The ultimate goal of next generation multiple access (NGMA) is to support massive terminals and facilitate multiple functionalities over the limited radio resources of wireless networks in the most efficient manner possible. However, the random and uncontrollable wireless radio environment is a major obstacle to realizing this NGMA vision. Given the prominent feature of achieving 360{\deg} smart radio environment, simultaneously transmitting and reflecting surfaces (STARS) are emerging as one key enabling technology among the family of reconfigurable intelligent surfaces for NGMA. This paper provides a comprehensive overview of the recent research progress of STARS, focusing on fundamentals, performance analysis, and full-space beamforming design, as well as promising employments of STARS in NGMA. In particular, we first introduce the basics of STARS by elaborating on the foundational principles and operating protocols as well as discussing different STARS categories and prototypes.

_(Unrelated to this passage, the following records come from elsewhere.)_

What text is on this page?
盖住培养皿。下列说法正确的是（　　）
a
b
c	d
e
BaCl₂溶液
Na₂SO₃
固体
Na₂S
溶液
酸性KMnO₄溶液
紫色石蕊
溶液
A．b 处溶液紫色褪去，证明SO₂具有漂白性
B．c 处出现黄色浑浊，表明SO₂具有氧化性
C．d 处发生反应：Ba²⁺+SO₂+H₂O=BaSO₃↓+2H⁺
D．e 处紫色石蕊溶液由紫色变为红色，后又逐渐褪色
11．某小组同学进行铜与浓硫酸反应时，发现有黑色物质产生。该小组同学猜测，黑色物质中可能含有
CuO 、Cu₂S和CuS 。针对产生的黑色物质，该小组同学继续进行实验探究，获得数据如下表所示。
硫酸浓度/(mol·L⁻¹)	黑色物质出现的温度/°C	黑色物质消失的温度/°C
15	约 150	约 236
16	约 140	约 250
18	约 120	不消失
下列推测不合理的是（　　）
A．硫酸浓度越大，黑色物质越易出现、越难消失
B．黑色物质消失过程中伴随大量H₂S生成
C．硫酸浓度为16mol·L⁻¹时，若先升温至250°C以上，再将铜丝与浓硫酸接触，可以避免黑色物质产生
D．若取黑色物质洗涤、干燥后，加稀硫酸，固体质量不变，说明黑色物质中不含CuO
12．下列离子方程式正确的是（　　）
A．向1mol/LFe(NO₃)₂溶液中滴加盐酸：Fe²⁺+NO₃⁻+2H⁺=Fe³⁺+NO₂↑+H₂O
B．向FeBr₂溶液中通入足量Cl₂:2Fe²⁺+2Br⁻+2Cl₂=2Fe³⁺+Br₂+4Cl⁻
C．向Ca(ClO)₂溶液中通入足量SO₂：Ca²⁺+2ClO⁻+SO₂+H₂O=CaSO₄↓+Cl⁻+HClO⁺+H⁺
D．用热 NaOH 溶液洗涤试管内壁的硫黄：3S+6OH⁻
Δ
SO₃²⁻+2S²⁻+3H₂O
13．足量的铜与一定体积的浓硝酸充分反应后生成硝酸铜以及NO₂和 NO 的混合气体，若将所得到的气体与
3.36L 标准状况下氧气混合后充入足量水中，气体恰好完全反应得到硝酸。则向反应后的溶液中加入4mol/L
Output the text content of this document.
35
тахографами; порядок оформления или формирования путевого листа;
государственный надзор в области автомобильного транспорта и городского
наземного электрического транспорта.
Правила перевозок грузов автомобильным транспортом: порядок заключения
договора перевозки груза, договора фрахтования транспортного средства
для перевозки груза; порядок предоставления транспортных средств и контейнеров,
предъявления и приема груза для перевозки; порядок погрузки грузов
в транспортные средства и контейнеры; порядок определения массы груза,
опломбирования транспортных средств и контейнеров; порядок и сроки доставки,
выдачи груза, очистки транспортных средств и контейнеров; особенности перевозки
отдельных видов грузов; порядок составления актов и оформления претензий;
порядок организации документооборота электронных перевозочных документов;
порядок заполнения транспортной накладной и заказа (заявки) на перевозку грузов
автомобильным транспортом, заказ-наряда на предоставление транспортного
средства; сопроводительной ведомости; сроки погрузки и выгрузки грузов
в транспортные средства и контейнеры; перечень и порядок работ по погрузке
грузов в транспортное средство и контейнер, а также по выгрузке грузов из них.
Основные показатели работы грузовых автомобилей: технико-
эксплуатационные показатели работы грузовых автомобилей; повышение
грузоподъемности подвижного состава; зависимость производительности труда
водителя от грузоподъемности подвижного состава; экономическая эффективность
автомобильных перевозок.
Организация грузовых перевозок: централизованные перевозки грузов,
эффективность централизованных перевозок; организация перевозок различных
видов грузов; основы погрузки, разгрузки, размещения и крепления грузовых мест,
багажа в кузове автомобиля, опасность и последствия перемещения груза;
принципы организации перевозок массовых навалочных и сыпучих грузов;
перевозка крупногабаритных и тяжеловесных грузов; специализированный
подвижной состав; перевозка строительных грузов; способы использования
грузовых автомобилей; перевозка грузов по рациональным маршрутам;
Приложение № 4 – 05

Moreover, we systematically survey the existing performance analysis and beamforming design for STARS-aided wireless communications in terms of diverse objectives and different mathematical approaches. Given the superiority of STARS, we further discuss advanced STARS applications as well as the attractive interplay between STARS and other emerging techniques to motivate future works for realizing efficient NGMA.

翻译：下一代多址接入（NGMA）的最终目标是以最高效的方式，在无线网络有限的无线电资源上支持海量终端并实现多功能通信。然而，随机且不可控的无线电磁环境是实现这一NGMA愿景的主要障碍。同步传输与反射超表面（STARS）凭借其实现360度智能无线电环境的突出特性，正逐渐成为可重构智能超表面家族中支撑NGMA的关键使能技术之一。本文全面综述了STARS的最新研究进展，重点关注其基本原理、性能分析、全空间波束赋形设计，以及STARS在NGMA中的潜在应用。具体而言，我们首先通过阐述STARS的基本原理与操作协议，并讨论不同的STARS类别与原型，介绍其基础概念。此外，我们系统性地梳理了现有STARS辅助无线通信的性能分析与波束赋形设计研究，涵盖不同优化目标与数学方法。基于STARS的优越性，我们进一步探讨了其先进应用场景，以及STARS与其他新兴技术之间富有前景的协同融合，以推动未来实现高效NGMA的研究工作。